Yo soy hincha de la selección, si la
memoria no me falla (y me falla bastante), poco después de renovar en el final
de la adolescencia mi amor por el Millonarios Fútbol Club. El equipo con el
nombre más pretencioso en la historia del fútbol. Fue A los 16, cuando alentado
por el soplo invisible de un espíritu de
idiotez e insípida rebeldía, regresé al Campín con el firme propósito de recuperar
la olvidada herencia de mi abuelo. Quizá por esa misma razón, y por la tozudez
de mi viejo y mis tíos –además de la de un primo que lloró en la eliminación
del 94 y botó el muñeco articulado de Oscar Córdoba a la basura-, empecé a
alentar a la selección. Una cosa me molestaba de esto como me molesta hoy en
día y es compartir el mismo sentimiento con mis compatriotas, los colombianos.
Me parece odiosa esa ilusión de
falsa hermandad que supuestamente nos une, cobijados por la bandera tricolor,
cada que juega la “sele”, sólo para saber que al día siguiente, cuando la
borrachera se nos pasa, volvemos a ser lo que somos: esa cultura tramposa del
“más abeja” y del frenético sálvese quien pueda.

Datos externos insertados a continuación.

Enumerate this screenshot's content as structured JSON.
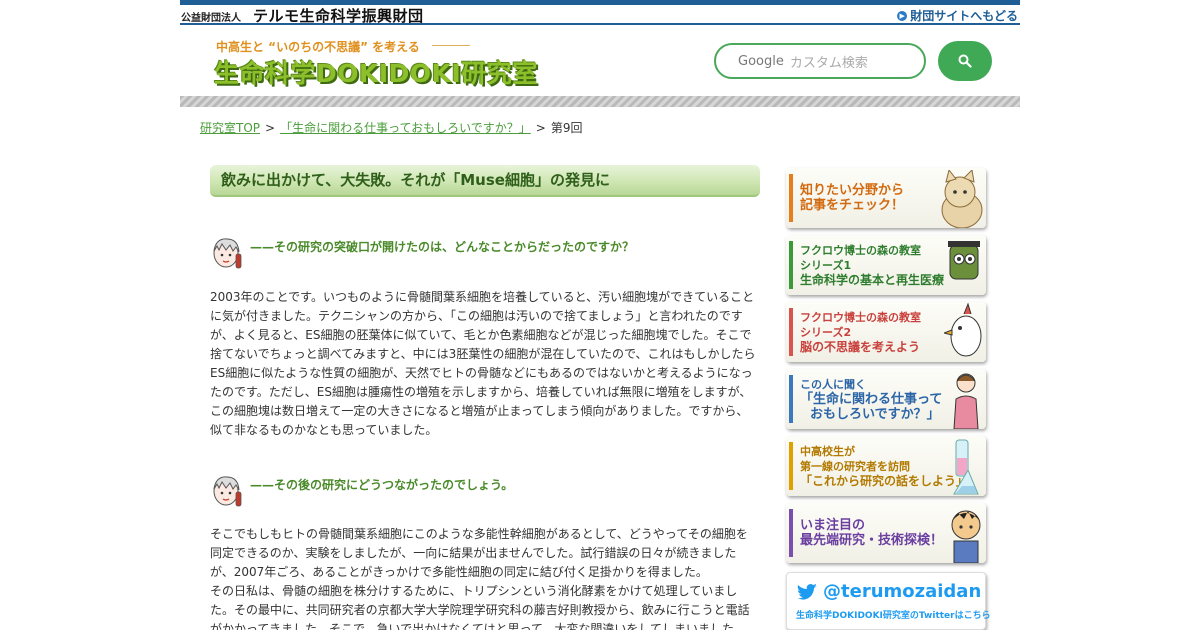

Por eso ahora que el ensordecedor
zumbido del mundial ha cesado, debo confesar que celebré con pocos amigos -y
casi que escondido en edificios- entre el volumen denso del pisquero y el sabor
horrible del aguardiente.
No salimos a la calle a lanzar harina a los
desconocidos, no me abracé con gente que no conocía, no pusimos vallenato ni
escuchamos el ras tas tas, nada. Lo que sí pasó, como le pasó al resto de
hinchas y a los que se fueron subiendo al bus en el transcurso de la
competencia, fue quedar enamorado del juego que exhibían los cafeteros. Cuánta
técnica, cuántos huevos, cuánta alegría.
Uno a uno fueron cayendo griegos,
marfileños, nipones y uruguayos, entre coreografías ingeniosas y goles
memorables. Hasta que llegamos al coco, Brasil, y sucedió lo inevitable: Nos
cagamos en el primer tiempo y cuando reaccionamos, David Luiz sacó un gol que
jamás en su vida volverá a sacar. Nos eliminaron. Adiós. Chao. No va más. Qué
desazón ¿no?
Fue precisamente ese fútbol bonito y
en general el nivel del torneo, la causa de que no me perdiera ninguno de los
64 partidos del mundial. Ninguno. Ví Iran-Bosnia y Grecia-Japón. Me dormí en un
par de los de los sábados, es cierto, pero haciendo honor a la verdad, estuve
pendiente de todos. La Copa Mundo de Brasil fue para mí una bonita recompensa
después de haber soportado tantos Huila-Millos y la recibí como tal. El juego
de los dirigidos por Pekerman fue la sonrisa que me debía esa estúpida e
irracional pasión que me despierta el fútbol.
Lo que yo no sabía era cuánto me iba a pesar eso.
Ahora que he regresado al estadio,
es más evidente el pobre nivel del fútbol colombiano. Y no es de Millos
únicamente, ojo, pues no conozco un equipo que merezca más reconocimiento por
su juego. Ese pobre nivel lo atribuyo por un lado a la avaricia de los
dirigentes del deporte, que ven signos de pesos hasta cuando están cagando pero de fútbol más bien pocón y
por el otro, a la falta de presión sanguínea de la arteria aorta, justo debajo
del plexo solar, que muestran algunos jugadores que salen a la cancha como si
fueran obligados.
El fútbol colombiano es aburrido
hasta el cansancio y las emociones escasean. En el caso del equipo que aliento,
los refuerzos no llegan, los dirigentes mienten y el técnico tiene que hacer lo
mejor que puede con el capital humano con el que cuenta. Los partidos se tornan
trabados y hay poco de dónde pegarse. No es que antes hubiera sido diferente.
Esto es lo que siempre ha habido y es lo que hay.
Abonado entonces como estoy, me veo
cada ocho días imaginándome que el 10 -esta vez azul- la parará de pecho luego
de un pase de cabeza, mirará fijamente al balón
casi que besándolo sutilmente y enviará el balón a estrellarse en el
palo superior para ingresar finalmente y de manera violenta al arco
contrario. Así hasta que eso pase o hasta
que se me pase, hasta que me vuelva a fallar la memoria (y me falla bastante).